Lorsque l’organisation État islamique a envahi Mossoul en 2014, de nombreuses vies humaines ont été perdu, mais également, de nombreux savoirs. Des pages de Wikipédia ont donc été secrètement téléchargées et partagées. Mais ces fichiers étaient en anglais et non en arabe, ce qui les rendait accessibles à un petit nombre de personnes seulement

Bien que l’arabe soit la quatrième langue la plus parlée par les internautes, moins de 1 % du contenu en ligne est publié dans cette langue.

Ainsi, lorsque la ville irakienne a été libérée en 2017, une équipe d‘étudiants de l’université de Mossoul s’est donné pour mission de changer les choses, en traduisant des pages Wikipédia et des textes universitaires de l’anglais vers l’arabe.

Monen Mohamad est l’un d’entre eux : “Quand certaines personnes essaient de chercher quelque chose en arabe, surtout si cette connaissance est issue de la culture anglaise, c’est vraiment difficile. Dans ce projet, nous avons traduit des textes qui sont vraiment importants et essentiels à notre vie. Comme l‘économie, l’anthropologie, la linguistique, des choses que nous étudions maintenant, dans notre université”.

Mais il ne s’agit pas seulement de transférer des informations. Le projet financé par l’ONG Ideas Beyond Borders espère qu’en donnant accès aux connaissances, on pourra combattre les mensonges. Les étudiants estiment que la pensée critique peut être une arme contre la radicalisation.

“La connaissance est pour moi l’arme la plus efficace contre la régression, contre l‘étroitesse d’esprit et contre les idées radicales. Ainsi, le transfert de ces connaissances en arabe peut, espérons-le, faire une différence dans l’esprit des gens”, indique Ameen Al-Jaleeli, le coordinateur de Ideas Beyond Borders.

À ce jour, l’organisation a traduit 11 000 articles scientifiques et ajouté plus de 10,1 millions de mots au Wikipédia arabe. Mais pour les étudiants, il faut également traduire des contenus de l’arabe vers l’anglais.

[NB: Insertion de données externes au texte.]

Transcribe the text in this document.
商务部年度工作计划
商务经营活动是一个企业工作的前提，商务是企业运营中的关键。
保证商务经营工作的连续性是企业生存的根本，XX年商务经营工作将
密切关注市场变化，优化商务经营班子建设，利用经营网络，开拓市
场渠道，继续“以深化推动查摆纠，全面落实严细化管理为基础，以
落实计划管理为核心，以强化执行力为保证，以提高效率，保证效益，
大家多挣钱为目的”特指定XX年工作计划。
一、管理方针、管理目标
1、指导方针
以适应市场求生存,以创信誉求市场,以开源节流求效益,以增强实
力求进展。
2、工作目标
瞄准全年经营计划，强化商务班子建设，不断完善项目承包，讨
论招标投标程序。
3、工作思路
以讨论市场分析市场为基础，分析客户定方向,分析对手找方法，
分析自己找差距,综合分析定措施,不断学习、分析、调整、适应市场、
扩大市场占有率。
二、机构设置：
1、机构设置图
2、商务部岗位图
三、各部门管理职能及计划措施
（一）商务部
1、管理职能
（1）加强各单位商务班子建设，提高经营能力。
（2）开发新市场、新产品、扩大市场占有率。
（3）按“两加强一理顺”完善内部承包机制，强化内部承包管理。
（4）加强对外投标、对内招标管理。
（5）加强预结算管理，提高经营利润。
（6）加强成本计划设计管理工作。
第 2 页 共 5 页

C’est la mission que s’est donnée la maison d’édition Al Saqi Books, depuis le début des années 80. Après avoir fui Beyrouth pendant la guerre civile, Salwa Gaspard, a créé la première librairie arabe de Notting Hill en 1978. Et au fil des ans, elle a vu la demande augmenter.

“Le monde arabe est presque inconnu, tout ce que les gens en savaient, c‘était les découvertes de l‘Égypte, l’orientalisme et après le 11 septembre, les terroristes. Donc on ne connaissait pas les vrais gens, les vrais problèmes du monde arabe”, raconte Salwa Gaspard. Et c’est ce que la littérature traduite leur transmet, et cela va de plus en plus loin. Avant, il n’y avait que les éditeurs de niche qui traduisaient la fiction arabe, mais maintenant, tout le monde les grands éditeurs le font, Bloomsbury, McMillan …”

De plus en plus d‘écrivains arabes attirent l’attention internationale. Le roman à succès de l’auteur franco-marocaine Leila Slimani, “Chanson douce” a été adapté au cinéma.

Et l’année dernière, l’auteur omanaise Jokha Al Harthi a remporté le prestigieux prix Man Booker, pour son livre “Celestial Bodies”

“Quand ce livre a décroché le prix, nous ne pouvions pas le croire, se souvient Salwa Gaspard. C’est la première fois qu’un livre en arabe remporte un prix important au Royaume-Uni. Et je pense que cela ouvre la voie à plus de traduction en arabe, et à une meilleure compréhension de la vraie culture arabe”.

De Londres à Mossoul, la traduction semble être la clé pour ouvrir les portes du monde et relier les connaissances et les cultures.